Learning to Prove Safety over Parameterised Concurrent Systems (Full Version)

TL;DR

This paper introduces a simple method using Angluin's L* algorithm to synthesize regular inductive invariants for parameterised concurrent systems, providing a termination guarantee and demonstrating competitive performance in safety verification tasks.

Contribution

It presents a novel, straightforward approach leveraging L* algorithm for safety proof in parameterised systems with a proven termination condition.

Findings

Method successfully synthesizes inductive invariants for various protocols.

Algorithm performs comparably to existing semi-algorithms in experiments.

Guarantees termination when the reachable set is regular.

Abstract

We revisit the classic problem of proving safety over parameterised concurrent systems, i.e., an infinite family of finite-state concurrent systems that are represented by some finite (symbolic) means. An example of such an infinite family is a dining philosopher protocol with any number n of processes (n being the parameter that defines the infinite family). Regular model checking is a well-known generic framework for modelling parameterised concurrent systems, where an infinite set of configurations (resp. transitions) is represented by a regular set (resp. regular transducer). Although verifying safety properties in the regular model checking framework is undecidable in general, many sophisticated semi-algorithms have been developed in the past fifteen years that can successfully prove safety in many practical instances.

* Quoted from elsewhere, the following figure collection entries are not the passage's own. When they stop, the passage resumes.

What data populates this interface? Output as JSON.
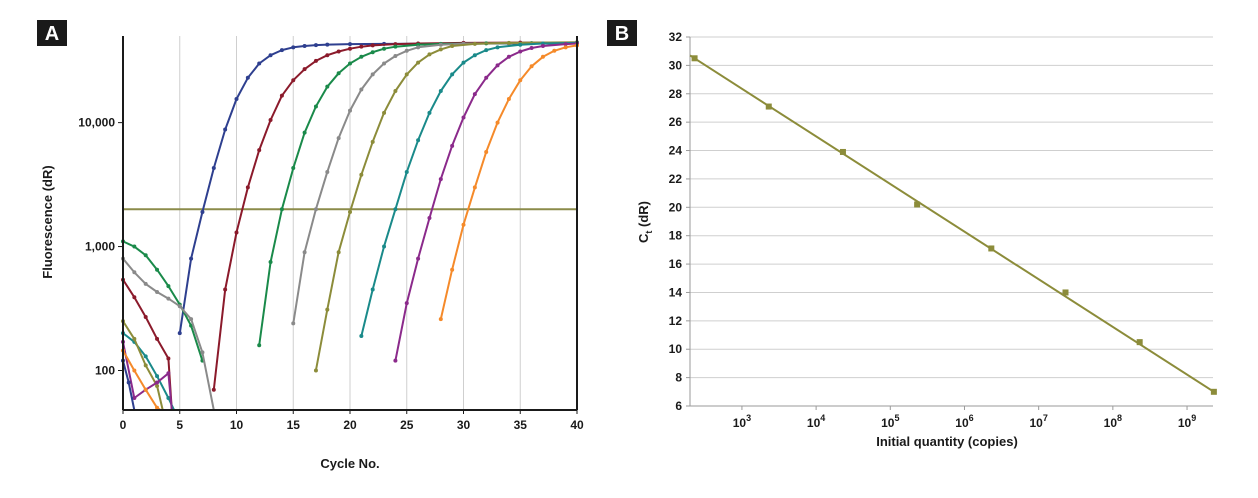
{
  "chart_data": [
    {
      "panel": "A",
      "type": "line",
      "xlabel": "Cycle No.",
      "ylabel": "Fluorescence (dR)",
      "y_scale": "log",
      "xlim": [
        0,
        40
      ],
      "ylim": [
        48,
        50000
      ],
      "x_ticks": [
        "0",
        "5",
        "10",
        "15",
        "20",
        "25",
        "30",
        "35",
        "40"
      ],
      "y_ticks": [
        {
          "value": 100,
          "label": "100"
        },
        {
          "value": 1000,
          "label": "1,000"
        },
        {
          "value": 10000,
          "label": "10,000"
        }
      ],
      "grid": "vertical",
      "threshold": {
        "value": 2000,
        "color": "#8b8b4a"
      },
      "series": [
        {
          "color": "#2e3f8f",
          "values": [
            [
              5,
              200
            ],
            [
              6,
              800
            ],
            [
              7,
              1900
            ],
            [
              8,
              4300
            ],
            [
              9,
              8800
            ],
            [
              10,
              15500
            ],
            [
              11,
              23000
            ],
            [
              12,
              30000
            ],
            [
              13,
              35000
            ],
            [
              14,
              38500
            ],
            [
              15,
              40500
            ],
            [
              16,
              41500
            ],
            [
              17,
              42200
            ],
            [
              18,
              42600
            ],
            [
              20,
              43000
            ],
            [
              23,
              43200
            ],
            [
              26,
              43300
            ],
            [
              30,
              43400
            ],
            [
              34,
              43500
            ],
            [
              40,
              43600
            ]
          ]
        },
        {
          "color": "#8b1a2b",
          "values": [
            [
              8,
              70
            ],
            [
              9,
              450
            ],
            [
              10,
              1300
            ],
            [
              11,
              3000
            ],
            [
              12,
              6000
            ],
            [
              13,
              10500
            ],
            [
              14,
              16500
            ],
            [
              15,
              22000
            ],
            [
              16,
              27000
            ],
            [
              17,
              31500
            ],
            [
              18,
              35000
            ],
            [
              19,
              37500
            ],
            [
              20,
              39500
            ],
            [
              21,
              41000
            ],
            [
              22,
              42000
            ],
            [
              24,
              43000
            ],
            [
              26,
              43500
            ],
            [
              30,
              44000
            ],
            [
              35,
              44200
            ],
            [
              40,
              44300
            ]
          ]
        },
        {
          "color": "#1a8a4a",
          "values": [
            [
              12,
              160
            ],
            [
              13,
              750
            ],
            [
              14,
              2000
            ],
            [
              15,
              4300
            ],
            [
              16,
              8300
            ],
            [
              17,
              13500
            ],
            [
              18,
              19500
            ],
            [
              19,
              25000
            ],
            [
              20,
              30000
            ],
            [
              21,
              34000
            ],
            [
              22,
              37000
            ],
            [
              23,
              39500
            ],
            [
              24,
              41000
            ],
            [
              26,
              42500
            ],
            [
              28,
              43200
            ],
            [
              32,
              43600
            ],
            [
              36,
              43800
            ],
            [
              40,
              44000
            ]
          ]
        },
        {
          "color": "#8a8a8a",
          "values": [
            [
              15,
              240
            ],
            [
              16,
              900
            ],
            [
              17,
              2000
            ],
            [
              18,
              4000
            ],
            [
              19,
              7500
            ],
            [
              20,
              12500
            ],
            [
              21,
              18500
            ],
            [
              22,
              24500
            ],
            [
              23,
              30000
            ],
            [
              24,
              34500
            ],
            [
              25,
              38000
            ],
            [
              26,
              40500
            ],
            [
              28,
              42500
            ],
            [
              30,
              43300
            ],
            [
              34,
              43800
            ],
            [
              40,
              44000
            ]
          ]
        },
        {
          "color": "#8c8c3a",
          "values": [
            [
              17,
              100
            ],
            [
              18,
              310
            ],
            [
              19,
              900
            ],
            [
              20,
              1900
            ],
            [
              21,
              3800
            ],
            [
              22,
              7000
            ],
            [
              23,
              12000
            ],
            [
              24,
              18000
            ],
            [
              25,
              24500
            ],
            [
              26,
              30500
            ],
            [
              27,
              35500
            ],
            [
              28,
              39000
            ],
            [
              29,
              41500
            ],
            [
              31,
              43200
            ],
            [
              34,
              44000
            ],
            [
              40,
              44500
            ]
          ]
        },
        {
          "color": "#1a8a8a",
          "values": [
            [
              21,
              190
            ],
            [
              22,
              450
            ],
            [
              23,
              1000
            ],
            [
              24,
              2000
            ],
            [
              25,
              4000
            ],
            [
              26,
              7200
            ],
            [
              27,
              12000
            ],
            [
              28,
              18000
            ],
            [
              29,
              24500
            ],
            [
              30,
              30500
            ],
            [
              31,
              35000
            ],
            [
              32,
              38500
            ],
            [
              33,
              40500
            ],
            [
              35,
              42500
            ],
            [
              37,
              43500
            ],
            [
              40,
              44000
            ]
          ]
        },
        {
          "color": "#8b2a8b",
          "values": [
            [
              24,
              120
            ],
            [
              25,
              350
            ],
            [
              26,
              800
            ],
            [
              27,
              1700
            ],
            [
              28,
              3500
            ],
            [
              29,
              6500
            ],
            [
              30,
              11000
            ],
            [
              31,
              17000
            ],
            [
              32,
              23000
            ],
            [
              33,
              29000
            ],
            [
              34,
              34000
            ],
            [
              35,
              37500
            ],
            [
              36,
              40000
            ],
            [
              37,
              41500
            ],
            [
              39,
              43000
            ],
            [
              40,
              43500
            ]
          ]
        },
        {
          "color": "#f58a2a",
          "values": [
            [
              28,
              260
            ],
            [
              29,
              650
            ],
            [
              30,
              1500
            ],
            [
              31,
              3000
            ],
            [
              32,
              5800
            ],
            [
              33,
              10000
            ],
            [
              34,
              15500
            ],
            [
              35,
              22000
            ],
            [
              36,
              28500
            ],
            [
              37,
              34000
            ],
            [
              38,
              38000
            ],
            [
              39,
              40500
            ],
            [
              40,
              42000
            ]
          ]
        },
        {
          "color": "#1a8a4a",
          "values": [
            [
              0,
              1100
            ],
            [
              1,
              1000
            ],
            [
              2,
              850
            ],
            [
              3,
              650
            ],
            [
              4,
              480
            ],
            [
              5,
              340
            ],
            [
              6,
              230
            ],
            [
              7,
              120
            ]
          ]
        },
        {
          "color": "#8a8a8a",
          "values": [
            [
              0,
              800
            ],
            [
              1,
              620
            ],
            [
              2,
              500
            ],
            [
              3,
              430
            ],
            [
              4,
              380
            ],
            [
              5,
              330
            ],
            [
              6,
              260
            ],
            [
              7,
              140
            ],
            [
              8,
              48
            ]
          ]
        },
        {
          "color": "#8b1a2b",
          "values": [
            [
              0,
              540
            ],
            [
              1,
              390
            ],
            [
              2,
              270
            ],
            [
              3,
              180
            ],
            [
              4,
              125
            ],
            [
              4.3,
              48
            ]
          ]
        },
        {
          "color": "#1a8a8a",
          "values": [
            [
              0,
              200
            ],
            [
              1,
              170
            ],
            [
              2,
              130
            ],
            [
              3,
              90
            ],
            [
              4,
              60
            ],
            [
              4.5,
              48
            ]
          ]
        },
        {
          "color": "#8c8c3a",
          "values": [
            [
              0,
              250
            ],
            [
              1,
              180
            ],
            [
              2,
              110
            ],
            [
              3,
              75
            ],
            [
              3.5,
              48
            ]
          ]
        },
        {
          "color": "#8b2a8b",
          "values": [
            [
              0,
              170
            ],
            [
              1,
              60
            ],
            [
              2,
              70
            ],
            [
              3,
              80
            ],
            [
              4,
              95
            ],
            [
              4.3,
              48
            ]
          ]
        },
        {
          "color": "#f58a2a",
          "values": [
            [
              0,
              145
            ],
            [
              1,
              100
            ],
            [
              2,
              70
            ],
            [
              3,
              50
            ],
            [
              3.3,
              48
            ]
          ]
        },
        {
          "color": "#2e3f8f",
          "values": [
            [
              0,
              120
            ],
            [
              0.5,
              80
            ],
            [
              1,
              48
            ]
          ]
        }
      ]
    },
    {
      "panel": "B",
      "type": "scatter",
      "xlabel": "Initial quantity (copies)",
      "ylabel_main": "C",
      "ylabel_sub": "t",
      "ylabel_rest": " (dR)",
      "x_scale": "log",
      "xlim_log10": [
        2.3,
        9.35
      ],
      "ylim": [
        6,
        32
      ],
      "y_ticks": [
        6,
        8,
        10,
        12,
        14,
        16,
        18,
        20,
        22,
        24,
        26,
        28,
        30,
        32
      ],
      "x_ticks": [
        {
          "exp": 3,
          "base": "10",
          "sup": "3"
        },
        {
          "exp": 4,
          "base": "10",
          "sup": "4"
        },
        {
          "exp": 5,
          "base": "10",
          "sup": "5"
        },
        {
          "exp": 6,
          "base": "10",
          "sup": "6"
        },
        {
          "exp": 7,
          "base": "10",
          "sup": "7"
        },
        {
          "exp": 8,
          "base": "10",
          "sup": "8"
        },
        {
          "exp": 9,
          "base": "10",
          "sup": "9"
        }
      ],
      "grid": "horizontal",
      "color": "#8c8c3a",
      "points": [
        {
          "x": 230,
          "y": 30.5
        },
        {
          "x": 2300,
          "y": 27.1
        },
        {
          "x": 23000,
          "y": 23.9
        },
        {
          "x": 230000,
          "y": 20.2
        },
        {
          "x": 2300000,
          "y": 17.1
        },
        {
          "x": 23000000,
          "y": 14.0
        },
        {
          "x": 230000000,
          "y": 10.5
        },
        {
          "x": 2300000000,
          "y": 7.0
        }
      ],
      "fit_line": {
        "x": [
          200,
          2300000000
        ],
        "y": [
          30.7,
          7.0
        ]
      }
    }
  ],
  "labels": {
    "panel_a": "A",
    "panel_b": "B"
  }
}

In this paper, we propose a simple solution to synthesise regular inductive invariants that makes use of Angluin's classic L* algorithm (and its variants). We provide a termination guarantee when the set of configurations reachable from a given set of initial configurations is regular. We have tested L* algorithm on standard (as well as new) examples in regular model checking including the dining philosopher protocol, the dining cryptographer protocol, and several mutual exclusion protocols (e.g. Bakery, Burns, Szymanski, and German). Our experiments show that, despite the simplicity of our solution, it can perform at least as well as existing semi-algorithms.